NHS litany of failure on records goes on despite claims of ‘due diligence’
WHEN it comes to medical records and data security, the NHS has a chequered history.
Labour’s plans for a national IT system, to enable sending and sharing of patient data, were scrapped in 2011, after estimated costs reached £12billon.
Under the coalition government, plans were drawn up for a national database – called Care.data – which would see information extracted from GP files in order to aid medical research.
But the scheme was put on hold in 2014 and scrapped two years later amid public concern that people had not been properly informed about how to opt out, along with fears the database could be vulnerable to hackers.
It followed a series of scandals over access to medical records – including the sale of NHS data covering 47 million patients to the insurance industry, revealed by The Daily Telegraph.
The debacle saw the resignation of Tim Kelsey, head of Care.data, already under fire for claiming more than £46,000 a year on hotels and travel.

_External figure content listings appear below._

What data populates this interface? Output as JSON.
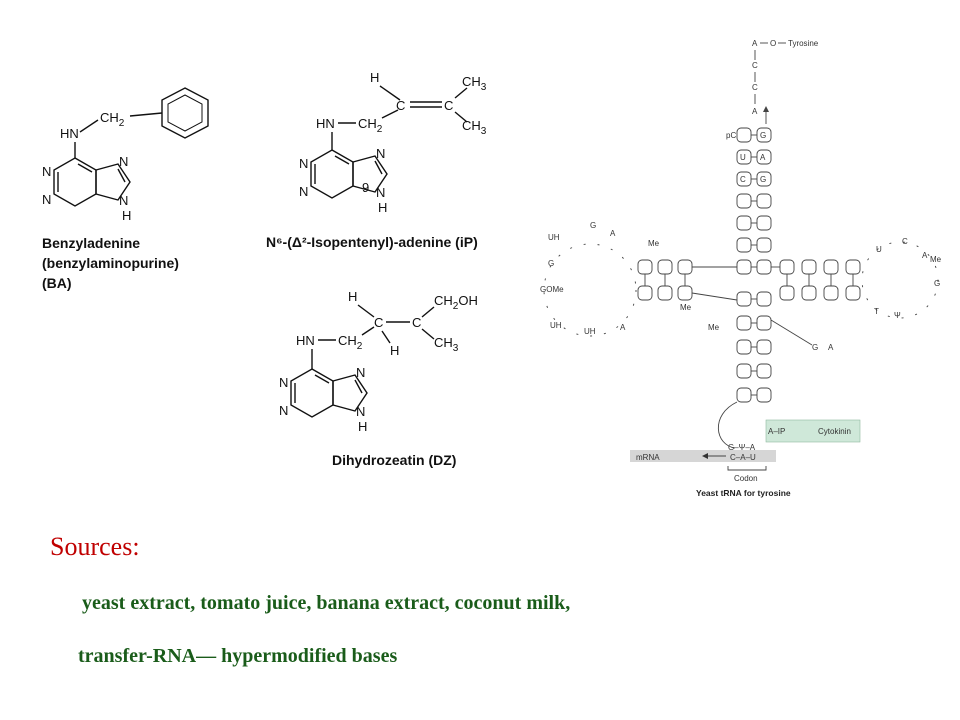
{
  "ba": {
    "substituent": "CH",
    "sub2": "2",
    "nh": "HN",
    "name_line1": "Benzyladenine",
    "name_line2": "(benzylaminopurine)",
    "name_line3": "(BA)"
  },
  "ip": {
    "h": "H",
    "ch3a": "CH",
    "ch3b": "CH",
    "three": "3",
    "c": "C",
    "nh": "HN",
    "ch2": "CH",
    "two": "2",
    "ring9": "9",
    "name": "N⁶-(Δ²-Isopentenyl)-adenine (iP)"
  },
  "dz": {
    "h": "H",
    "ch2oh": "CH",
    "oh": "OH",
    "ch3": "CH",
    "three": "3",
    "c": "C",
    "nh": "HN",
    "ch2": "CH",
    "two": "2",
    "name": "Dihydrozeatin (DZ)"
  },
  "purine": {
    "n": "N",
    "h": "H"
  },
  "trna": {
    "acceptor": [
      "A",
      "O",
      "Tyrosine",
      "C",
      "C",
      "A"
    ],
    "stem_labels": [
      "pC",
      "G",
      "U",
      "A",
      "C",
      "G"
    ],
    "loop_left": [
      "UH",
      "G",
      "A",
      "A",
      "GOMe",
      "Me",
      "UH",
      "A",
      "G"
    ],
    "loop_right": [
      "U",
      "C",
      "A",
      "Me",
      "G",
      "Ψ",
      "T"
    ],
    "me": "Me",
    "anticodon_ip": "A–IP",
    "cytokinin": "Cytokinin",
    "mrna": "mRNA",
    "codon_bases": "C–A–U",
    "anticodon_top": "G–Ψ–A",
    "codon": "Codon",
    "title": "Yeast tRNA for tyrosine"
  },
  "sources": {
    "title": "Sources:",
    "line1": "yeast extract, tomato juice, banana extract, coconut milk,",
    "line2": "transfer-RNA— hypermodified bases"
  }
}
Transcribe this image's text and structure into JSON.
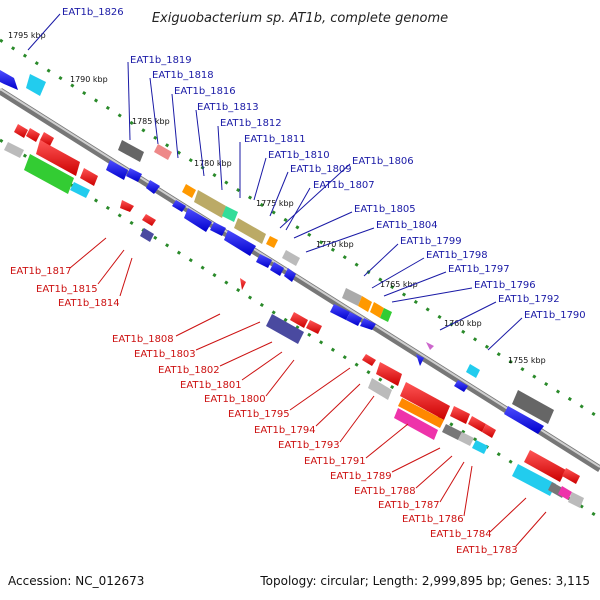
{
  "title": "Exiguobacterium sp. AT1b, complete genome",
  "accession": "Accession: NC_012673",
  "topology": "Topology: circular; Length: 2,999,895 bp; Genes: 3,115",
  "kbp_labels": [
    "1795 kbp",
    "1790 kbp",
    "1785 kbp",
    "1780 kbp",
    "1775 kbp",
    "1770 kbp",
    "1765 kbp",
    "1760 kbp",
    "1755 kbp"
  ],
  "top_labels": [
    "EAT1b_1826",
    "EAT1b_1819",
    "EAT1b_1818",
    "EAT1b_1816",
    "EAT1b_1813",
    "EAT1b_1812",
    "EAT1b_1811",
    "EAT1b_1810",
    "EAT1b_1809",
    "EAT1b_1806",
    "EAT1b_1807",
    "EAT1b_1805",
    "EAT1b_1804",
    "EAT1b_1799",
    "EAT1b_1798",
    "EAT1b_1797",
    "EAT1b_1796",
    "EAT1b_1792",
    "EAT1b_1790"
  ],
  "bottom_labels": [
    "EAT1b_1817",
    "EAT1b_1815",
    "EAT1b_1814",
    "EAT1b_1808",
    "EAT1b_1803",
    "EAT1b_1802",
    "EAT1b_1801",
    "EAT1b_1800",
    "EAT1b_1795",
    "EAT1b_1794",
    "EAT1b_1793",
    "EAT1b_1791",
    "EAT1b_1789",
    "EAT1b_1788",
    "EAT1b_1787",
    "EAT1b_1786",
    "EAT1b_1784",
    "EAT1b_1783"
  ],
  "colors": {
    "forward": "#1111ee",
    "reverse": "#ee1111",
    "top_label": "#1a1aa6",
    "bottom_label": "#cc1111",
    "backbone": "#888888"
  }
}
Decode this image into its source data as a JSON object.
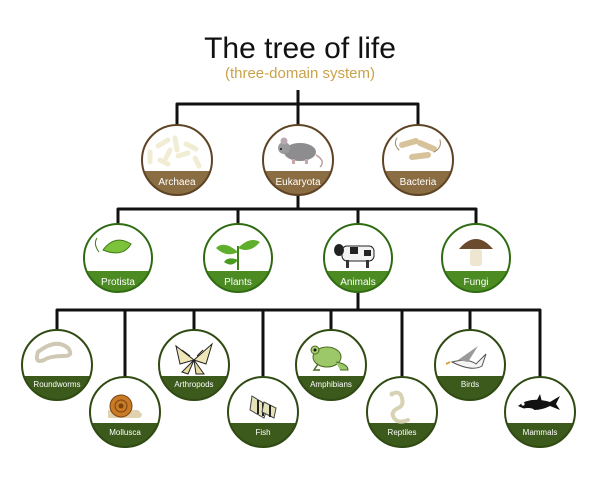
{
  "header": {
    "title": "The tree of life",
    "subtitle": "(three-domain system)"
  },
  "colors": {
    "brown": "#8a6d43",
    "green_mid": "#4b8b21",
    "green_dark": "#3c5a1c",
    "line": "#111111",
    "ring_brown": "#5e4424",
    "ring_green": "#2f6b12"
  },
  "domains": [
    {
      "label": "Archaea",
      "icon": "rod-bacteria-icon"
    },
    {
      "label": "Eukaryota",
      "icon": "mouse-icon"
    },
    {
      "label": "Bacteria",
      "icon": "bacteria-icon"
    }
  ],
  "kingdoms": [
    {
      "label": "Protista",
      "icon": "protist-icon"
    },
    {
      "label": "Plants",
      "icon": "seedling-icon"
    },
    {
      "label": "Animals",
      "icon": "cow-icon"
    },
    {
      "label": "Fungi",
      "icon": "mushroom-icon"
    }
  ],
  "phyla": [
    {
      "label": "Roundworms",
      "icon": "worm-icon"
    },
    {
      "label": "Mollusca",
      "icon": "snail-icon"
    },
    {
      "label": "Arthropods",
      "icon": "butterfly-icon"
    },
    {
      "label": "Fish",
      "icon": "fish-icon"
    },
    {
      "label": "Amphibians",
      "icon": "frog-icon"
    },
    {
      "label": "Reptiles",
      "icon": "snake-icon"
    },
    {
      "label": "Birds",
      "icon": "bird-icon"
    },
    {
      "label": "Mammals",
      "icon": "orca-icon"
    }
  ]
}
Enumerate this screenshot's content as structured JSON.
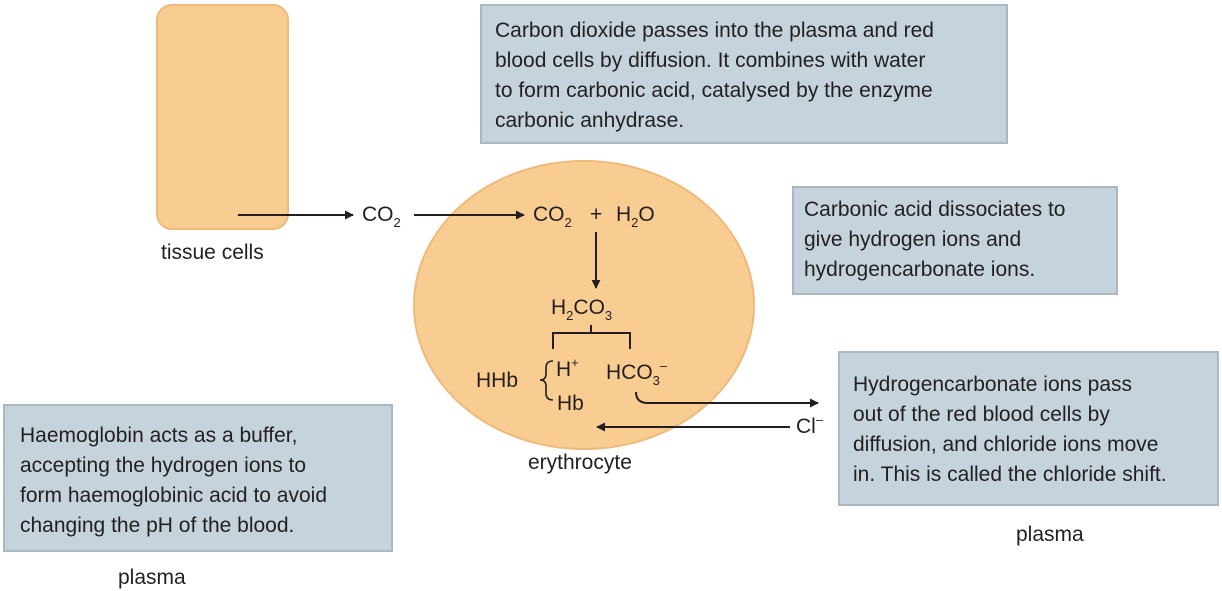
{
  "colors": {
    "box_fill": "#c5d3dc",
    "box_border": "#a9b8c2",
    "cell_fill": "#f9cd92",
    "cell_border": "#eeb97a",
    "arrow": "#231f20"
  },
  "boxes": {
    "top": [
      "Carbon dioxide passes into the plasma and red",
      "blood cells by diffusion. It combines with water",
      "to form carbonic acid, catalysed by the enzyme",
      "carbonic anhydrase."
    ],
    "right_top": [
      "Carbonic acid dissociates to",
      "give hydrogen ions and",
      "hydrogencarbonate ions."
    ],
    "right_bottom": [
      "Hydrogencarbonate ions pass",
      "out of the red blood cells by",
      "diffusion, and chloride ions move",
      "in. This is called the chloride shift."
    ],
    "left": [
      "Haemoglobin acts as a buffer,",
      "accepting the hydrogen ions to",
      "form haemoglobinic acid to avoid",
      "changing the pH of the blood."
    ]
  },
  "labels": {
    "tissue_cells": "tissue cells",
    "erythrocyte": "erythrocyte",
    "plasma_left": "plasma",
    "plasma_right": "plasma"
  },
  "chem": {
    "co2_outside": {
      "base": "CO",
      "sub": "2"
    },
    "co2_inside": {
      "base": "CO",
      "sub": "2"
    },
    "plus": "+",
    "water": {
      "a": "H",
      "sub": "2",
      "b": "O"
    },
    "carbonic_acid": {
      "a": "H",
      "sub1": "2",
      "b": "CO",
      "sub2": "3"
    },
    "hydrogen_ion": {
      "base": "H",
      "sup": "+"
    },
    "bicarbonate": {
      "base": "HCO",
      "sub": "3",
      "sup": "–"
    },
    "hhb": "HHb",
    "hb": "Hb",
    "chloride": {
      "base": "Cl",
      "sup": "–"
    }
  }
}
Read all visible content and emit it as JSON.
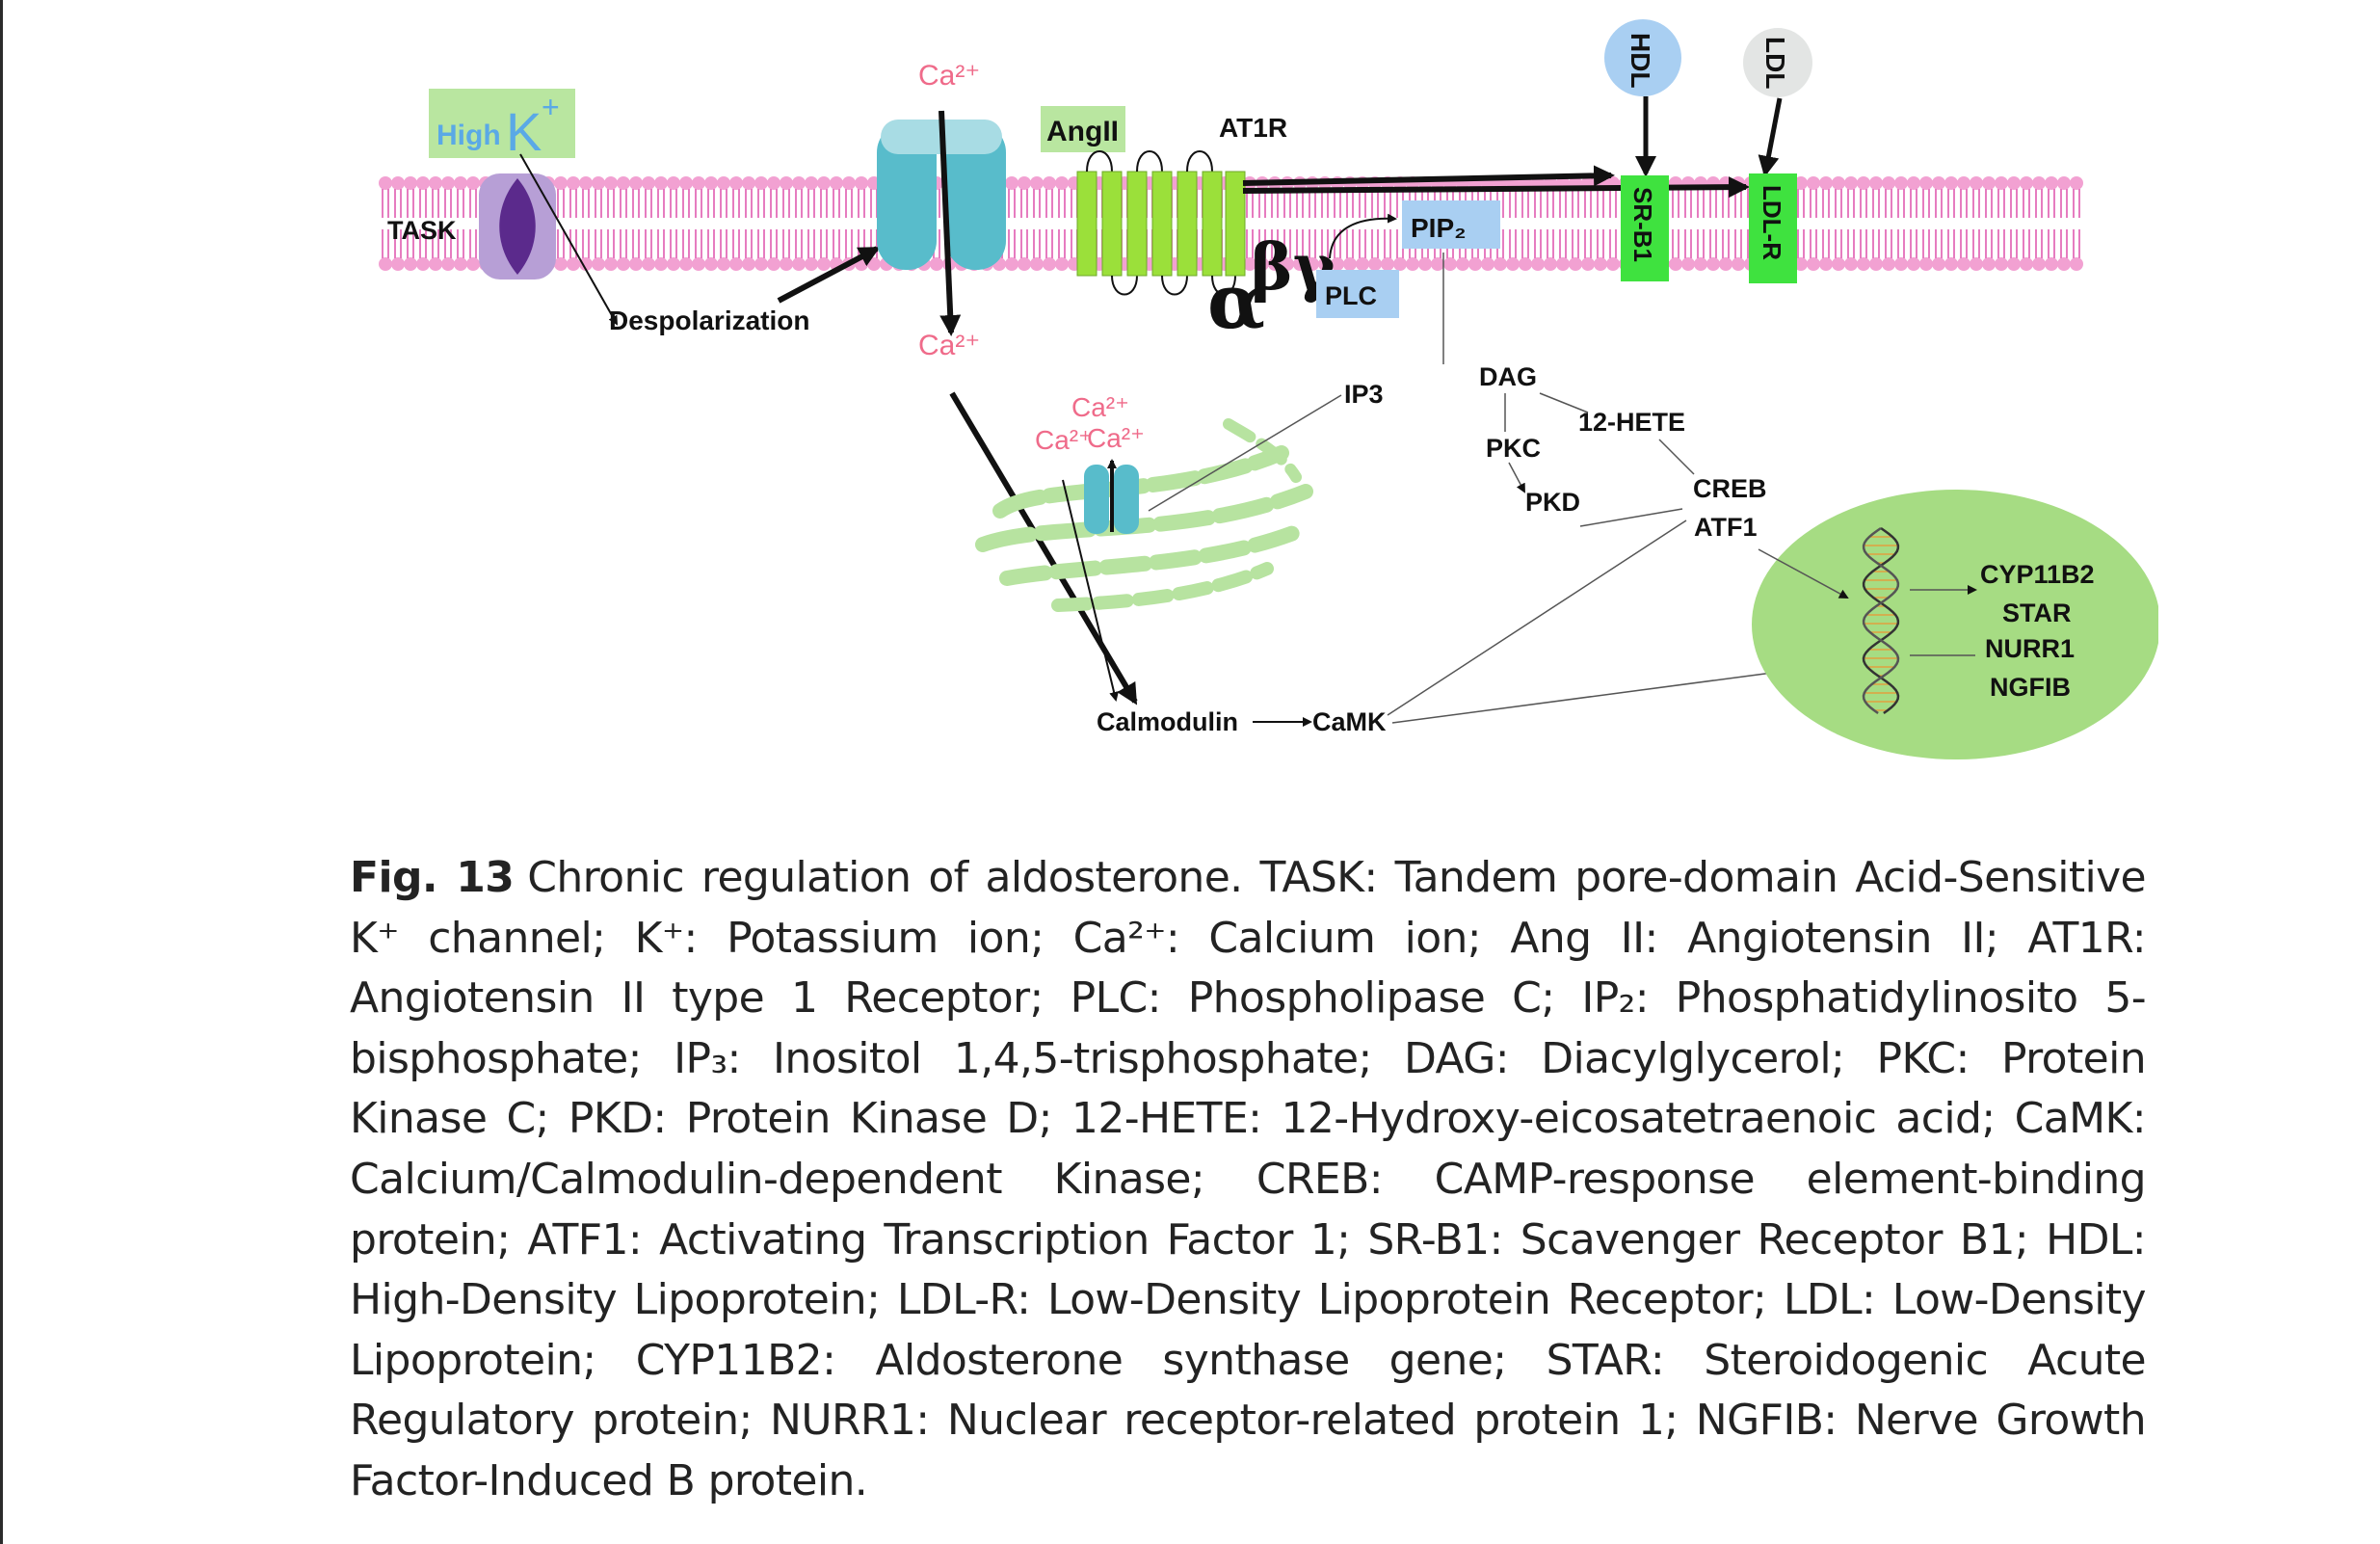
{
  "figure": {
    "labels": {
      "task": "TASK",
      "high": "High",
      "k": "K",
      "k_charge": "+",
      "depolarization": "Despolarization",
      "ca_ion": "Ca²⁺",
      "angii": "AngII",
      "at1r": "AT1R",
      "pip2": "PIP₂",
      "plc": "PLC",
      "alpha": "α",
      "beta_gamma": "βγ",
      "hdl": "HDL",
      "ldl": "LDL",
      "srb1": "SR-B1",
      "ldlr": "LDL-R",
      "ip3": "IP3",
      "dag": "DAG",
      "hete": "12-HETE",
      "pkc": "PKC",
      "pkd": "PKD",
      "creb": "CREB",
      "atf1": "ATF1",
      "calmodulin": "Calmodulin",
      "camk": "CaMK",
      "genes": [
        "CYP11B2",
        "STAR",
        "NURR1",
        "NGFIB"
      ]
    },
    "colors": {
      "membrane": "#f2a1d2",
      "membrane_tail": "#e67cc0",
      "task_channel": "#b79fd6",
      "task_core": "#5b2a8c",
      "high_k_box": "#b9e6a0",
      "high_k_text": "#5aa9e6",
      "ca_channel": "#58bccb",
      "ca_text": "#ef6b8a",
      "receptor_green": "#9be03a",
      "bright_green": "#3fe23f",
      "light_blue": "#a9cff2",
      "er_green": "#b7e3a0",
      "nucleus": "#a6dc83"
    }
  },
  "caption": {
    "fig_label": "Fig. 13",
    "text": "Chronic regulation of aldosterone. TASK: Tandem pore-domain Acid-Sensitive K⁺ channel; K⁺: Potassium ion; Ca²⁺: Calcium ion; Ang II: Angiotensin II; AT1R: Angiotensin II type 1 Receptor; PLC: Phospholipase C; IP₂: Phosphatidylinosito 5-bisphosphate; IP₃: Inositol 1,4,5-trisphosphate; DAG: Diacylglycerol; PKC: Protein Kinase C; PKD: Protein Kinase D; 12-HETE: 12-Hydroxy-eicosatetraenoic acid; CaMK: Calcium/Calmodulin-dependent Kinase; CREB: CAMP-response element-binding protein; ATF1: Activating Transcription Factor 1; SR-B1: Scavenger Receptor B1; HDL: High-Density Lipoprotein; LDL-R: Low-Density Lipoprotein Receptor; LDL: Low-Density Lipoprotein; CYP11B2: Aldosterone synthase gene; STAR: Steroidogenic Acute Regulatory protein; NURR1: Nuclear receptor-related protein 1; NGFIB: Nerve Growth Factor-Induced B protein."
  }
}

Public confidence was further shaken last year when the NHS fell victim to the biggest cyber attack in history, with “ransomware” crippling 40 hospital trusts.
But health officials are determined to press on with wider access to medical data – insisting that it is vital to improve medical research and make services more responsive to patients.
A new consent model has been drawn up, with every patient promised a “single and simple” way to opt out if they do not want personally identifiable data shared for anything beyond their own care and treatment.
Ministers hope that they will avoid the previous backlash if the public is given clearer information about the plans, due to be launched in March.
But many questions remain unanswered, including whether a data release
such as that disclosed today will be allowed under the new system. Until now, the debate has focused on NHS rules on consent. But, although the National Cancer Registration Service takes NHS data out of hospitals for every cancer patient in the country, it is run by Public Health England (PHE). As an agency of the Department of Health, it is not covered by NHS rules.
While the release of all health data is covered by 2006 legislation, which states it should only be released “for medical purposes”, patients get no say.
That means that when data was extracted from the medical records of almost 180,000 lung cancer patients, no patients or relatives were asked for consent.
Patients can ask to have their full cancer registry record deleted – but officials admit this could potentially harm their own care. PHE insists “due
diligence” was carried out when they were asked to release data on every patient diagnosed with lung cancer in England between 2009 and 2013.
It has stressed that care was taken to ensure that no “identifying” patient information was handed over.
The request from William E. Wecker Associates Inc, a statistical and applied mathematical consulting firm, was authorised, and anonymised information from almost 180,000 patients duly handed over.
Last night, PHE officials said that until they were contacted by this newspaper, they were unaware of any link between William E. Wecker and Philip Morris International, despite their long and public collaboration.
But questions will now be asked about what that “due diligence” process involves. It appears to exclude basic internet searches.